Cette « réforme » de tous les régimes s’inscrit dans un plan de rigueur imposé par les marchés financiers et voulu par le FMI :

  • allongement de la durée de cotisation, alors que la moyenne des salariée- s ne cotisent que 37,5 ans aujourd’hui, et 37 ans demain (selon le COR) : la conséquence sera une nouvelle baisse des pensions !
  • relèvement de deux ans de l’âge légal de départ, alors que la majorité des salarié-e-s n’a plus d’emploi avant d’atteindre 59 ans. Pour eux, ce sera 2 ans de plus au chômage.
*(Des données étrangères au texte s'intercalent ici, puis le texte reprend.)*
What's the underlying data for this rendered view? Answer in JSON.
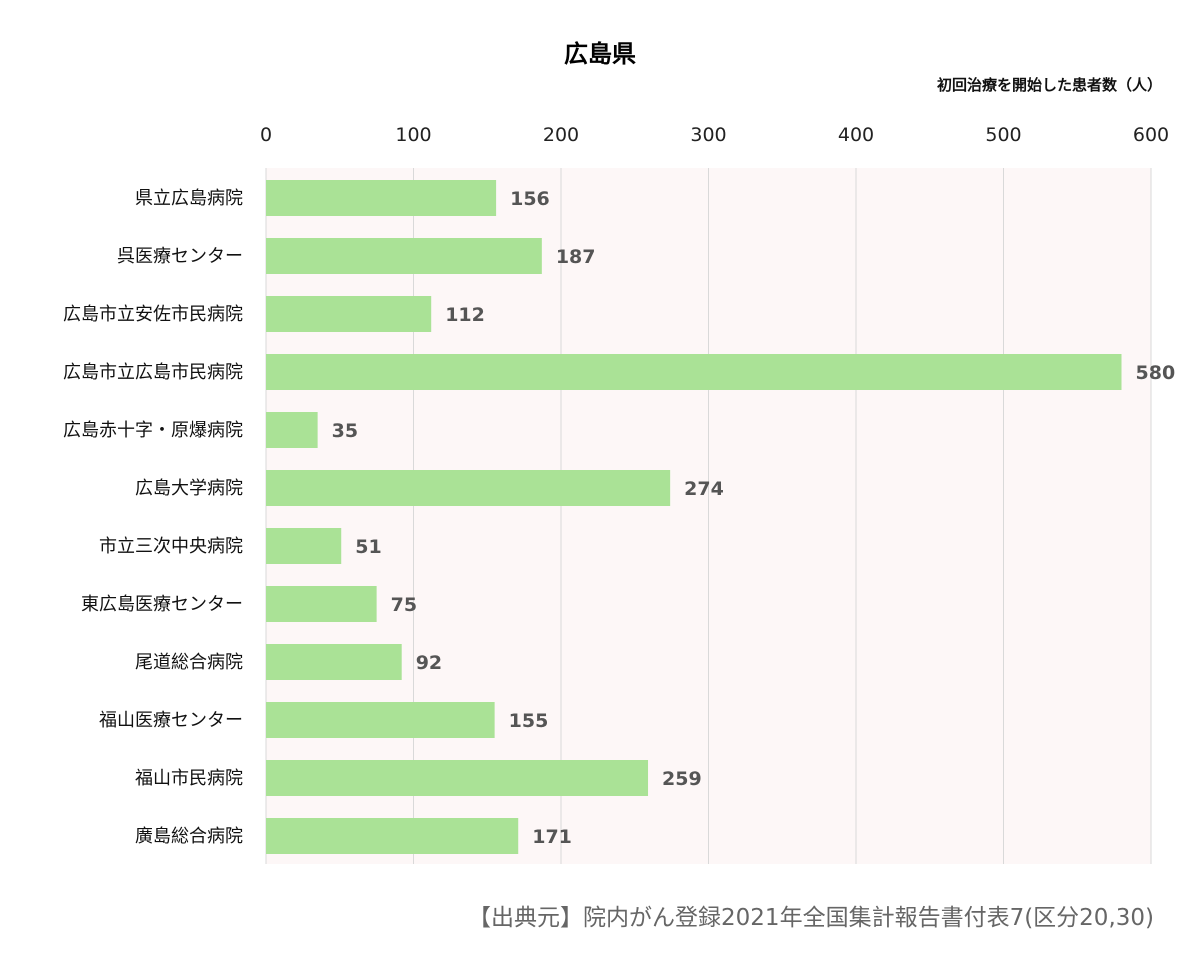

Pour la minorité qui pourra se maintenir péniblement au travail, ce sera un emploi non disponible pour un jeune plus longtemps au chômage !
  • report de 2 ans de l’âge annulant la décote (de 65 à 67 ans) : pour la plupart, ce sera 10% de moins sur la pension (2 ans de décote supplémentaire).
  • pour les fonctionnaires (et des régimes spéciaux) augmentation sur 10 ans de la cotisation retraite de 34,4%, soit baisse des salaires.
  • pour les femmes, dont la pension est déjà, en moyenne, de seulement 62% de celle des hommes : après la réduction des maigres compensations par une majoration de la durée de cotisation pour le privé et le public, voici la suppression du départ anticipé pour les fonctionnaires ayant eu 3 enfants !
  • la pénibilité est niée, le dossier de presse du gouvernement dit : « les salariés doivent être physiquement usés au moment de leur départ en retraite » ! La pénibilité doit être prise en compte pendant que l’on est en activité.

Toutes ces mesures ont pour objectif d’aggraver le partage, déjà inégal, de la richesse produite entre le capital et le travail.

Le gouvernement a clairement choisi son camp, celui d’une minorité de privilégiés. Contrairement à ce que dit le gouvernement leur contre-réforme n’est pas inéluctable, il est tout à fait possible de financer notre système de retraites par répartition en maintenant les 60 ans, et en revenant sur les réformes précédentes.